ACE filed an amicus brief this week on behalf of 19 other higher education associations in the first federal appeals court review of whether a bankruptcy trustee—charged to locate and collect an insolvent party’s assets—should be able to force an institution that has received payments from a parent for a child’s education to give that money back to the insolvent parent’s bankruptcy trustee.
Sacred Heart University (CT) is the defendant in the action instituted in federal bankruptcy court in Massachusetts, and now on appeal to the United States Court of Appeals for the First Circuit in Boston.
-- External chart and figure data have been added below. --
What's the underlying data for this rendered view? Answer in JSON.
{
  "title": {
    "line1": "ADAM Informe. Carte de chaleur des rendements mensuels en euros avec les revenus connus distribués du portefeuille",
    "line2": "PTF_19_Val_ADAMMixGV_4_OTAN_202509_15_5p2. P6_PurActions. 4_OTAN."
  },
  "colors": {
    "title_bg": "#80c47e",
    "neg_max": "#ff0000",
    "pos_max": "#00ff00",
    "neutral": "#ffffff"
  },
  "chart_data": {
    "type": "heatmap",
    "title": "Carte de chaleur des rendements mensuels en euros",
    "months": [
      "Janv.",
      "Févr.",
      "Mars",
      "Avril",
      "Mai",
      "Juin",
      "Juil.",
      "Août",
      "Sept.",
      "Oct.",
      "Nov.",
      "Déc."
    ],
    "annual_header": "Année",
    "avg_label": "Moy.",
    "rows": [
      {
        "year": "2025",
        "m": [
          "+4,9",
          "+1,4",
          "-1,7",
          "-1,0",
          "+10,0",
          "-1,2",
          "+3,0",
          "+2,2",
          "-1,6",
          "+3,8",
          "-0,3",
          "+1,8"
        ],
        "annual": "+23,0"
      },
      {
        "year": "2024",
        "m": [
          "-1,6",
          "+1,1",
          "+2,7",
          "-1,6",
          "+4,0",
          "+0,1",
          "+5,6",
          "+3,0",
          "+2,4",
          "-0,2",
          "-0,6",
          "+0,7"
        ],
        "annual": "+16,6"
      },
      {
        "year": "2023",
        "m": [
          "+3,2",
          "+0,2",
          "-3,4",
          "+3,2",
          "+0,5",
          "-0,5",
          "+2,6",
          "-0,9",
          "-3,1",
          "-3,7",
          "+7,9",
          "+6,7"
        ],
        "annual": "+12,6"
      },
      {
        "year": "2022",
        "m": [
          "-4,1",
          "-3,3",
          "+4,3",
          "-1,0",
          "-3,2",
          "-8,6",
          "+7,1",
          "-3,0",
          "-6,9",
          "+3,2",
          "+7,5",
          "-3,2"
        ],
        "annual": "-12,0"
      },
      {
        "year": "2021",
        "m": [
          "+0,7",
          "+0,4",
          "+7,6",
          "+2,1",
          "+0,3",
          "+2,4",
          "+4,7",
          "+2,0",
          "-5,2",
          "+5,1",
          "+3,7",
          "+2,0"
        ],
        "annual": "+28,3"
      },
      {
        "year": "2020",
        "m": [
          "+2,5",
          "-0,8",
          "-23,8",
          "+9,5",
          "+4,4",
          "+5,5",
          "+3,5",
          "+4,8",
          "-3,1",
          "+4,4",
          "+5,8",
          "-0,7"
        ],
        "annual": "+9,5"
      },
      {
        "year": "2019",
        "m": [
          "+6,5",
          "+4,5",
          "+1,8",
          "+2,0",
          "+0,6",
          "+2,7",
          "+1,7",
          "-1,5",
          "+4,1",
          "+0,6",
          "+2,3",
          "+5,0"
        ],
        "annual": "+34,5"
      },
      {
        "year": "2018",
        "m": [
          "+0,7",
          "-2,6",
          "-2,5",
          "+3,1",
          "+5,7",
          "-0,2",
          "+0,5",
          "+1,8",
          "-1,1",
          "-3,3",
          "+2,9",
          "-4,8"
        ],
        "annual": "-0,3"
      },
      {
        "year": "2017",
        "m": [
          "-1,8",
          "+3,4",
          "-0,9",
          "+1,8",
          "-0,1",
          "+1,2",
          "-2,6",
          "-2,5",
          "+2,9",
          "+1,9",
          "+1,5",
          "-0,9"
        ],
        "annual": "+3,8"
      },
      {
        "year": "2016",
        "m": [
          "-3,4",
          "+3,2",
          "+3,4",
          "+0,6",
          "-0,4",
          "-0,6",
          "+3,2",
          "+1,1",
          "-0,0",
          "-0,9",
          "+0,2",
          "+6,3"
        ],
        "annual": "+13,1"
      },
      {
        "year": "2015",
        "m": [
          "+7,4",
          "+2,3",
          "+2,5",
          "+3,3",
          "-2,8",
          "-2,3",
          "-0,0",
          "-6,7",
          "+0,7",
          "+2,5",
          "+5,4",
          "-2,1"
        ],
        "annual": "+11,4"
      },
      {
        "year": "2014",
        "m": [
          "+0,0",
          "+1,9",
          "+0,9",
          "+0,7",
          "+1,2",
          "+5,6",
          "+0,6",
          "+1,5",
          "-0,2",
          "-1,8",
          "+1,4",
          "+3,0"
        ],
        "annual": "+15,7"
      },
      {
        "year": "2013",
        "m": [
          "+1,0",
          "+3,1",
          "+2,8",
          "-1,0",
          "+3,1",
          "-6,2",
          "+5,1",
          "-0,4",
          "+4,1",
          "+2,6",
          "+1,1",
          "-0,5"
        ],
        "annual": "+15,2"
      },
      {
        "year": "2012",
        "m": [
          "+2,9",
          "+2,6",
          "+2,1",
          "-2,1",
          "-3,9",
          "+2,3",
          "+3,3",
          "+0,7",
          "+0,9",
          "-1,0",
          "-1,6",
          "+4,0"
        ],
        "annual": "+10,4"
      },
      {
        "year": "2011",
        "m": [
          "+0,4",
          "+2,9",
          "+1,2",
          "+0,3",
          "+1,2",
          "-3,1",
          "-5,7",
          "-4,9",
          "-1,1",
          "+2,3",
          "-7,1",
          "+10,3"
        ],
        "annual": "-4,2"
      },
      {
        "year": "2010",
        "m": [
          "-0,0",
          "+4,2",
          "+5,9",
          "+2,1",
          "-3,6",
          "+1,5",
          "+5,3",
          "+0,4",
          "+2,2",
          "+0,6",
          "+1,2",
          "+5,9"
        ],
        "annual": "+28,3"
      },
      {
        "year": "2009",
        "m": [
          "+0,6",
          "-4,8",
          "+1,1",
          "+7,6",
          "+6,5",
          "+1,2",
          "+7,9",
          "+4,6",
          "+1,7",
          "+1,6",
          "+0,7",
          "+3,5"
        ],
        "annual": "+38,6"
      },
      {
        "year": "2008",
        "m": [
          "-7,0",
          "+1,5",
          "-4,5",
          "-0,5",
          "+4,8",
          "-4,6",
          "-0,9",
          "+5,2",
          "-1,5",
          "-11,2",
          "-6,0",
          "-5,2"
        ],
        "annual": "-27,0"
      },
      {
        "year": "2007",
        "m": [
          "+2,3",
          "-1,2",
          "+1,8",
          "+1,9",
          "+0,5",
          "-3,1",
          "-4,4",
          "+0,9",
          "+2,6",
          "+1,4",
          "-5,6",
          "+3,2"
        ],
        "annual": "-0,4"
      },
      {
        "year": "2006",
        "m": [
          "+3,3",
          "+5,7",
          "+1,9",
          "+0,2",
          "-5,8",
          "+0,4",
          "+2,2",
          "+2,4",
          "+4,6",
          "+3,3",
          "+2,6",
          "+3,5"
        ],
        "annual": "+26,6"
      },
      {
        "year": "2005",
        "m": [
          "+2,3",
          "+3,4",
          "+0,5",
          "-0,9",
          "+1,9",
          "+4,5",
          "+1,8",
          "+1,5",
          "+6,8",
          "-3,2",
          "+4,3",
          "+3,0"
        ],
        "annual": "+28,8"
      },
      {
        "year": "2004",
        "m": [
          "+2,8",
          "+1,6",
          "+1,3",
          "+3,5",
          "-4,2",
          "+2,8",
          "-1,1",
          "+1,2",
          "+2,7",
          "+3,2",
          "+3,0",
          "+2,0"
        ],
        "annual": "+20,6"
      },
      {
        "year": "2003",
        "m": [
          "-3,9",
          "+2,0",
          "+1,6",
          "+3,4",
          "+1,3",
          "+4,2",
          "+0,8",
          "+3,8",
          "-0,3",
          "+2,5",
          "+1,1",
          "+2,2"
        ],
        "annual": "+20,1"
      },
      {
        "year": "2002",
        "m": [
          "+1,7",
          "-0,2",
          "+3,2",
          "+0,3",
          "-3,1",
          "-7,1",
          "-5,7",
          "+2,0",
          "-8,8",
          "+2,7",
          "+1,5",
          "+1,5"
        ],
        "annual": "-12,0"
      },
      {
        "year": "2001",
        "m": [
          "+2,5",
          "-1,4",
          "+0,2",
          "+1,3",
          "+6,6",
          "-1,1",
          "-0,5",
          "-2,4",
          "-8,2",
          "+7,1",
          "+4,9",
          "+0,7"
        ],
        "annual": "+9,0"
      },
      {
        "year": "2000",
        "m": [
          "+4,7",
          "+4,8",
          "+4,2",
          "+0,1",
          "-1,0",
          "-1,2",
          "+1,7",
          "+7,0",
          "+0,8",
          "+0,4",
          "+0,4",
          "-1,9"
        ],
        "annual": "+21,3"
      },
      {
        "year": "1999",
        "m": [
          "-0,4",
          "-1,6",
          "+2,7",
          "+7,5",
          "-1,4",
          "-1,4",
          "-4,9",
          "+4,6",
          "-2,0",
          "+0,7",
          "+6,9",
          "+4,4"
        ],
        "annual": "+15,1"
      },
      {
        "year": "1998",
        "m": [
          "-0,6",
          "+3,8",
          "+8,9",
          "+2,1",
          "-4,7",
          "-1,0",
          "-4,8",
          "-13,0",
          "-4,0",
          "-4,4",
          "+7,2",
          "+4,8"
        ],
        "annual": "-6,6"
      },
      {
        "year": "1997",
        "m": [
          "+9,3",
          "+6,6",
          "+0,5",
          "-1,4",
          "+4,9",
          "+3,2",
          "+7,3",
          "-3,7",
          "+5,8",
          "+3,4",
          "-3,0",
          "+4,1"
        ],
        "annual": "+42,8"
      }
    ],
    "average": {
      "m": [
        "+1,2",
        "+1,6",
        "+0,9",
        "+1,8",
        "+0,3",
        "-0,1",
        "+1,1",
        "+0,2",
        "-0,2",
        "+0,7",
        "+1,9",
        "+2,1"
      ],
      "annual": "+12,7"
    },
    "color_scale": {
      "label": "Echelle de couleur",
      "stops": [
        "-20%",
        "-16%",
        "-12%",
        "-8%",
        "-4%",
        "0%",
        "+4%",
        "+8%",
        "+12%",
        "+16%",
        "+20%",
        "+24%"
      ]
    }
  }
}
Last year, the federal bankruptcy court sided with Sacred Heart, which opposed the bankruptcy trustee’s effort to collect and redistribute (to creditors) tuition payments it had received. Of particular concern to the higher education community, the trustee used an increasingly common approach and contended that the parents were not personally receiving “reasonably equivalent value” for those payments; therefore, they were claimed as “fraudulent transfers.” (“Fraudulent transfers” is a concept that exists in bankruptcy law to discourage an insolvent party’s efforts to squirrel money away before filing for bankruptcy.)
ACE’s brief contends that in making these arguments, the trustees have ignored the very real value parents receive when they pay for their child’s college education, including the long-term security of having a college-educated child who is far more likely to become financially self-sufficient.
The trustees also ignore the broad ramifications of their position on higher education in the United States: Colleges and universities have no realistic way of anticipating the parents’ potential insolvency or absorbing the loss of clawed-back tuition payments. And as institutions become increasingly tuition-dependent and their budgets tighten, these problems grow worse.